Now I can only say for sure that I no longer have any financial or moral incentives to file complaints to Strasbourg, the lawyer's expenses have fallen to an amount that causes antipathy, and the amount of compensation assigned to applicants, as I have already said, too. It became illusory to send complaints to the European Court and hope to get at least some kind of fee from it. As they say, it's not worth the effort. The old days of sending complaints to Strasbourg with confidence and enthusiasm, as I see it, are behind us.

As if this is one of the main hidden intentions: to drastically reduce the number of complaints sent to the Court from Azerbaijan in this way. If this is the case, then we can say that it has been achieved.

Question: What can be done to dispel these doubts or, if these doubts are justified, to prove it? Who should start identifying this? Or how should the highest body of the European Court investigate these suspicions?

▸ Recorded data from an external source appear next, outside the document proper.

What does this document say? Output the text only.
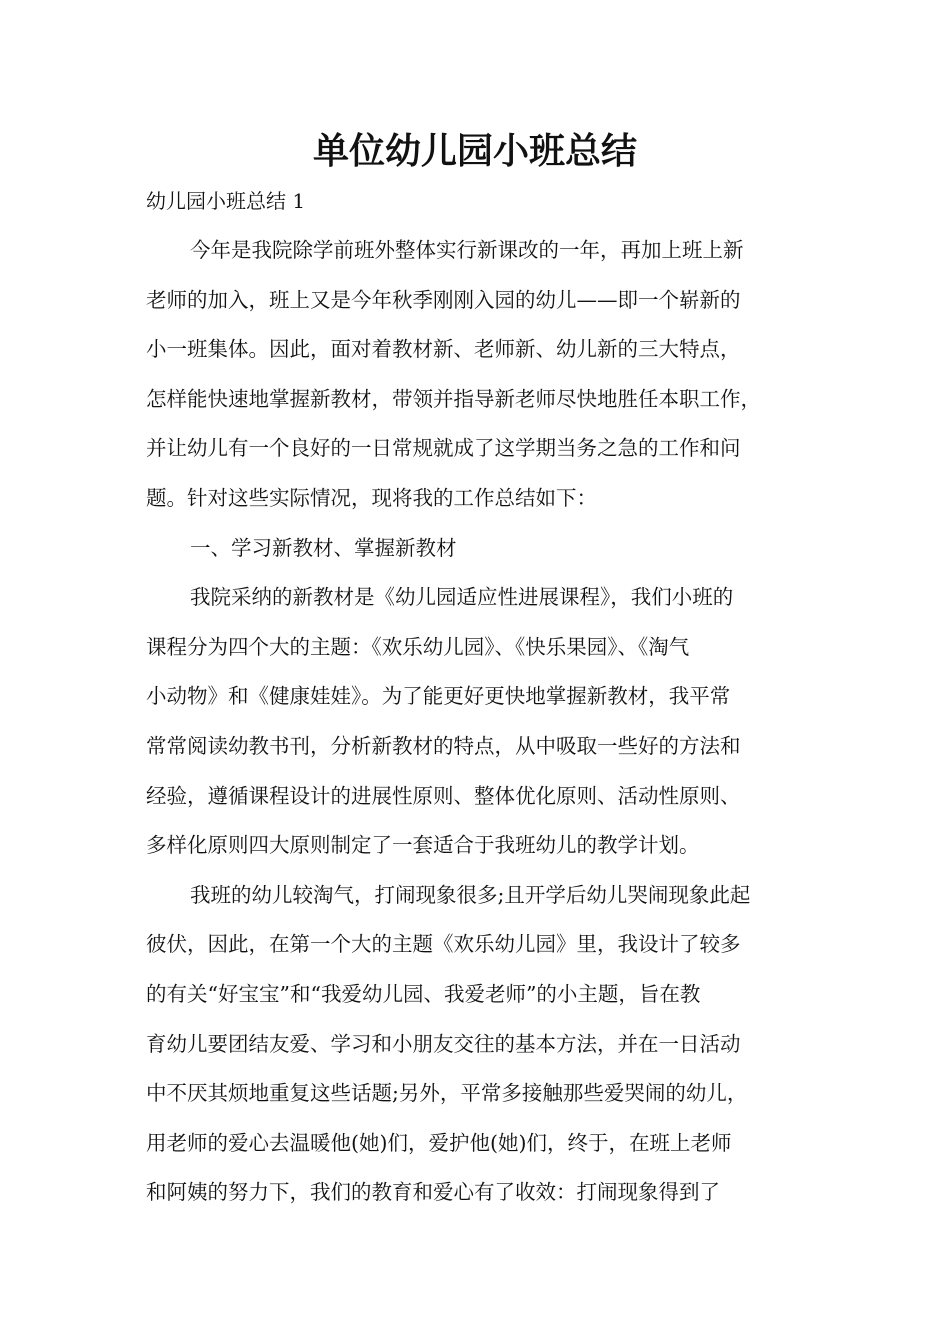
单位幼儿园小班总结
幼儿园小班总结 1
今年是我院除学前班外整体实行新课改的一年，再加上班上新
老师的加入，班上又是今年秋季刚刚入园的幼儿——即一个崭新的
小一班集体。因此，面对着教材新、老师新、幼儿新的三大特点，
怎样能快速地掌握新教材，带领并指导新老师尽快地胜任本职工作，
并让幼儿有一个良好的一日常规就成了这学期当务之急的工作和问
题。针对这些实际情况，现将我的工作总结如下：
一、学习新教材、掌握新教材
我院采纳的新教材是《幼儿园适应性进展课程》，我们小班的
课程分为四个大的主题：《欢乐幼儿园》、《快乐果园》、《淘气
小动物》和《健康娃娃》。为了能更好更快地掌握新教材，我平常
常常阅读幼教书刊，分析新教材的特点，从中吸取一些好的方法和
经验，遵循课程设计的进展性原则、整体优化原则、活动性原则、
多样化原则四大原则制定了一套适合于我班幼儿的教学计划。
我班的幼儿较淘气，打闹现象很多;且开学后幼儿哭闹现象此起
彼伏，因此，在第一个大的主题《欢乐幼儿园》里，我设计了较多
的有关“好宝宝”和“我爱幼儿园、我爱老师”的小主题，旨在教
育幼儿要团结友爱、学习和小朋友交往的基本方法，并在一日活动
中不厌其烦地重复这些话题;另外，平常多接触那些爱哭闹的幼儿，
用老师的爱心去温暖他(她)们，爱护他(她)们，终于，在班上老师
和阿姨的努力下，我们的教育和爱心有了收效：打闹现象得到了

Answer: I don't have a prescription. Civil society in Azerbaijan was destroyed many years ago. And their absence, the absence of public campaigns periodically conducted by them, is more acutely felt in the emergence of such important and serious problems. Lawyers working with the European Court of Justice can be counted on the fingers. It was the same before, but now the situation has become even more critical. The thinking part of society is rapidly being marginalized, and there are many deep, real reasons for this. The goals of collective and group petitions look unattainable and imperfectly rational.

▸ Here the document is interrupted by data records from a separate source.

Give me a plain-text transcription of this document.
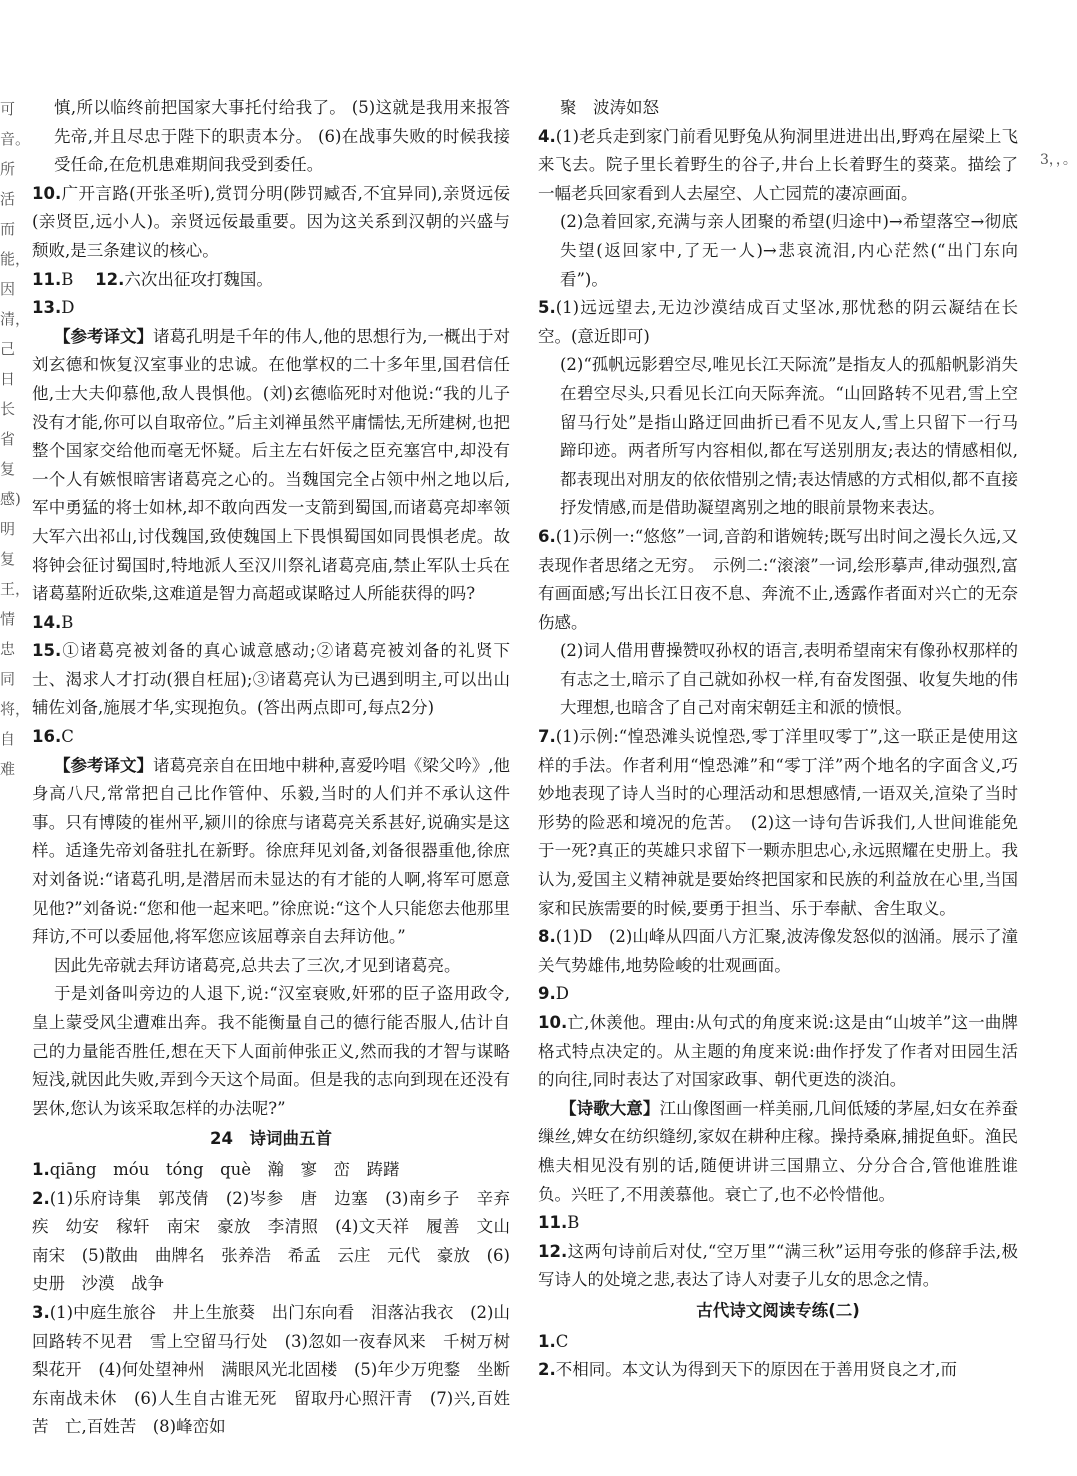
可音。所活而能，因清，己日长省复感)明复王，情忠同将，自难
3，，。

慎,所以临终前把国家大事托付给我了。 (5)这就是我用来报答先帝,并且尽忠于陛下的职责本分。 (6)在战事失败的时候我接受任命,在危机患难期间我受到委任。

10.广开言路(开张圣听),赏罚分明(陟罚臧否,不宜异同),亲贤远佞(亲贤臣,远小人)。亲贤远佞最重要。因为这关系到汉朝的兴盛与颓败,是三条建议的核心。

11.B　 12.六次出征攻打魏国。

13.D

【参考译文】诸葛孔明是千年的伟人,他的思想行为,一概出于对刘玄德和恢复汉室事业的忠诚。在他掌权的二十多年里,国君信任他,士大夫仰慕他,敌人畏惧他。(刘)玄德临死时对他说:“我的儿子没有才能,你可以自取帝位。”后主刘禅虽然平庸懦怯,无所建树,也把整个国家交给他而毫无怀疑。后主左右奸佞之臣充塞宫中,却没有一个人有嫉恨暗害诸葛亮之心的。当魏国完全占领中州之地以后,军中勇猛的将士如林,却不敢向西发一支箭到蜀国,而诸葛亮却率领大军六出祁山,讨伐魏国,致使魏国上下畏惧蜀国如同畏惧老虎。故将钟会征讨蜀国时,特地派人至汉川祭礼诸葛亮庙,禁止军队士兵在诸葛墓附近砍柴,这难道是智力高超或谋略过人所能获得的吗?

14.B

15.①诸葛亮被刘备的真心诚意感动;②诸葛亮被刘备的礼贤下士、渴求人才打动(猥自枉屈);③诸葛亮认为已遇到明主,可以出山辅佐刘备,施展才华,实现抱负。(答出两点即可,每点2分)

16.C

【参考译文】诸葛亮亲自在田地中耕种,喜爱吟唱《梁父吟》,他身高八尺,常常把自己比作管仲、乐毅,当时的人们并不承认这件事。只有博陵的崔州平,颍川的徐庶与诸葛亮关系甚好,说确实是这样。适逢先帝刘备驻扎在新野。徐庶拜见刘备,刘备很器重他,徐庶对刘备说:“诸葛孔明,是潜居而未显达的有才能的人啊,将军可愿意见他?”刘备说:“您和他一起来吧。”徐庶说:“这个人只能您去他那里拜访,不可以委屈他,将军您应该屈尊亲自去拜访他。”

因此先帝就去拜访诸葛亮,总共去了三次,才见到诸葛亮。

于是刘备叫旁边的人退下,说:“汉室衰败,奸邪的臣子盗用政令,皇上蒙受风尘遭难出奔。我不能衡量自己的德行能否服人,估计自己的力量能否胜任,想在天下人面前伸张正义,然而我的才智与谋略短浅,就因此失败,弄到今天这个局面。但是我的志向到现在还没有罢休,您认为该采取怎样的办法呢?”

24　诗词曲五首

1.qiāng　móu　tóng　què　瀚　寥　峦　踌躇

2.(1)乐府诗集　郭茂倩　(2)岑参　唐　边塞　(3)南乡子　辛弃疾　幼安　稼轩　南宋　豪放　李清照　(4)文天祥　履善　文山　南宋　(5)散曲　曲牌名　张养浩　希孟　云庄　元代　豪放　(6)史册　沙漠　战争

3.(1)中庭生旅谷　井上生旅葵　出门东向看　泪落沾我衣　(2)山回路转不见君　雪上空留马行处　(3)忽如一夜春风来　千树万树梨花开　(4)何处望神州　满眼风光北固楼　(5)年少万兜鍪　坐断东南战未休　(6)人生自古谁无死　留取丹心照汗青　(7)兴,百姓苦　亡,百姓苦　(8)峰峦如

聚　波涛如怒

4.(1)老兵走到家门前看见野兔从狗洞里进进出出,野鸡在屋梁上飞来飞去。院子里长着野生的谷子,井台上长着野生的葵菜。描绘了一幅老兵回家看到人去屋空、人亡园荒的凄凉画面。

(2)急着回家,充满与亲人团聚的希望(归途中)→希望落空→彻底失望(返回家中,了无一人)→悲哀流泪,内心茫然(“出门东向看”)。

5.(1)远远望去,无边沙漠结成百丈坚冰,那忧愁的阴云凝结在长空。(意近即可)

(2)“孤帆远影碧空尽,唯见长江天际流”是指友人的孤船帆影消失在碧空尽头,只看见长江向天际奔流。“山回路转不见君,雪上空留马行处”是指山路迂回曲折已看不见友人,雪上只留下一行马蹄印迹。两者所写内容相似,都在写送别朋友;表达的情感相似,都表现出对朋友的依依惜别之情;表达情感的方式相似,都不直接抒发情感,而是借助凝望离别之地的眼前景物来表达。

6.(1)示例一:“悠悠”一词,音韵和谐婉转;既写出时间之漫长久远,又表现作者思绪之无穷。　示例二:“滚滚”一词,绘形摹声,律动强烈,富有画面感;写出长江日夜不息、奔流不止,透露作者面对兴亡的无奈伤感。

(2)词人借用曹操赞叹孙权的语言,表明希望南宋有像孙权那样的有志之士,暗示了自己就如孙权一样,有奋发图强、收复失地的伟大理想,也暗含了自己对南宋朝廷主和派的愤恨。

7.(1)示例:“惶恐滩头说惶恐,零丁洋里叹零丁”,这一联正是使用这样的手法。作者利用“惶恐滩”和“零丁洋”两个地名的字面含义,巧妙地表现了诗人当时的心理活动和思想感情,一语双关,渲染了当时形势的险恶和境况的危苦。　(2)这一诗句告诉我们,人世间谁能免于一死?真正的英雄只求留下一颗赤胆忠心,永远照耀在史册上。我认为,爱国主义精神就是要始终把国家和民族的利益放在心里,当国家和民族需要的时候,要勇于担当、乐于奉献、舍生取义。

8.(1)D　(2)山峰从四面八方汇聚,波涛像发怒似的汹涌。展示了潼关气势雄伟,地势险峻的壮观画面。

9.D

10.亡,休羡他。理由:从句式的角度来说:这是由“山坡羊”这一曲牌格式特点决定的。从主题的角度来说:曲作抒发了作者对田园生活的向往,同时表达了对国家政事、朝代更迭的淡泊。

【诗歌大意】江山像图画一样美丽,几间低矮的茅屋,妇女在养蚕缫丝,婢女在纺织缝纫,家奴在耕种庄稼。操持桑麻,捕捉鱼虾。渔民樵夫相见没有别的话,随便讲讲三国鼎立、分分合合,管他谁胜谁负。兴旺了,不用羡慕他。衰亡了,也不必怜惜他。

11.B

12.这两句诗前后对仗,“空万里”“满三秋”运用夸张的修辞手法,极写诗人的处境之悲,表达了诗人对妻子儿女的思念之情。

古代诗文阅读专练(二)

1.C

2.不相同。本文认为得到天下的原因在于善用贤良之才,而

It seems that until more serious results of the problems appear, most of her current ones in favor will not really bother the majority.

Question: What do you suggest? What steps should be taken to restore confidence in the European Court of Justice?

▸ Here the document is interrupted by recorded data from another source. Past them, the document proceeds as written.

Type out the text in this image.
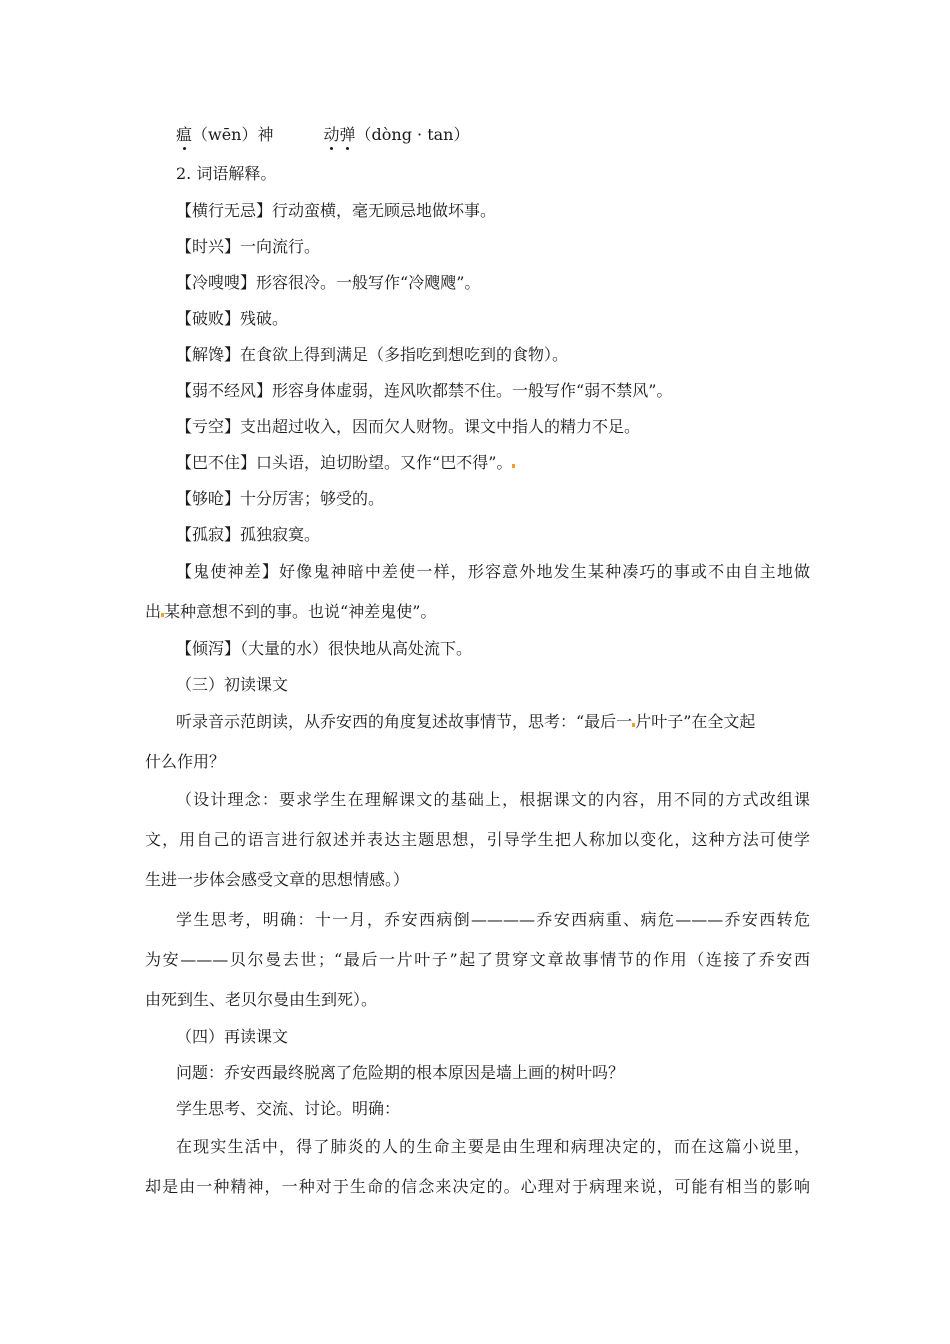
瘟（wēn）神	动弹（dòng · tan）
2. 词语解释。
【横行无忌】行动蛮横，毫无顾忌地做坏事。
【时兴】一向流行。
【冷嗖嗖】形容很冷。一般写作“冷飕飕”。
【破败】残破。
【解馋】在食欲上得到满足（多指吃到想吃到的食物）。
【弱不经风】形容身体虚弱，连风吹都禁不住。一般写作“弱不禁风”。
【亏空】支出超过收入，因而欠人财物。课文中指人的精力不足。
【巴不住】口头语，迫切盼望。又作“巴不得”。
【够呛】十分厉害；够受的。
【孤寂】孤独寂寞。
【鬼使神差】好像鬼神暗中差使一样，形容意外地发生某种凑巧的事或不由自主地做
出 某种意想不到的事。也说“神差鬼使”。
【倾泻】（大量的水）很快地从高处流下。
（三）初读课文
听录音示范朗读，从乔安西的角度复述故事情节，思考：“最后一 片叶子”在全文起
什么作用？
（设计理念：要求学生在理解课文的基础上，根据课文的内容，用不同的方式改组课
文，用自己的语言进行叙述并表达主题思想，引导学生把人称加以变化，这种方法可使学
生进一步体会感受文章的思想情感。）
学生思考，明确：十一月，乔安西病倒————乔安西病重、病危———乔安西转危
为安———贝尔曼去世；“最后一片叶子”起了贯穿文章故事情节的作用（连接了乔安西
由死到生、老贝尔曼由生到死）。
（四）再读课文
问题：乔安西最终脱离了危险期的根本原因是墙上画的树叶吗？
学生思考、交流、讨论。明确：
在现实生活中，得了肺炎的人的生命主要是由生理和病理决定的，而在这篇小说里，
却是由一种精神，一种对于生命的信念来决定的。心理对于病理来说，可能有相当的影响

Answer: It seems to me that now is the time of loss, not restoration of trust. In other words, the European Court is rapidly losing its address of the last island of hope, and this process is likely to continue. Another factor that makes this situation even uglier is that the state of the local judicial system is also steadily deteriorating. If earlier the name of the European Court was associated with the fact that the complaint sent to it will be considered and the decision will be made only after many years, now there are additional and more pressing problems that make you think deeper. It is very difficult to say what is happening, what it comes from. Apparently, it is necessary to conduct a long in-depth analysis based on accurate statistical data, to study what scale and geography this process covers. There is no doubt about only one thing - those who claim to be exceptional (this is not just a property of individuals) should demonstrate and confirm this practically and consistently in everyday life. That is, social responsibility and the weight of the one who claims an alternative value are more significant from this point of view. Simply put, they hold a grudge against the one they pin their hope on. The fact that there is hope suggests that the one they hold a grudge against has not completely lost its value yet. The real trouble will come when this is also lost. The "restoration of trust", as you say, in the European Court or not to let faith die, depends primarily on this very Court, that is, how much it bothers them from the point of view of discourse.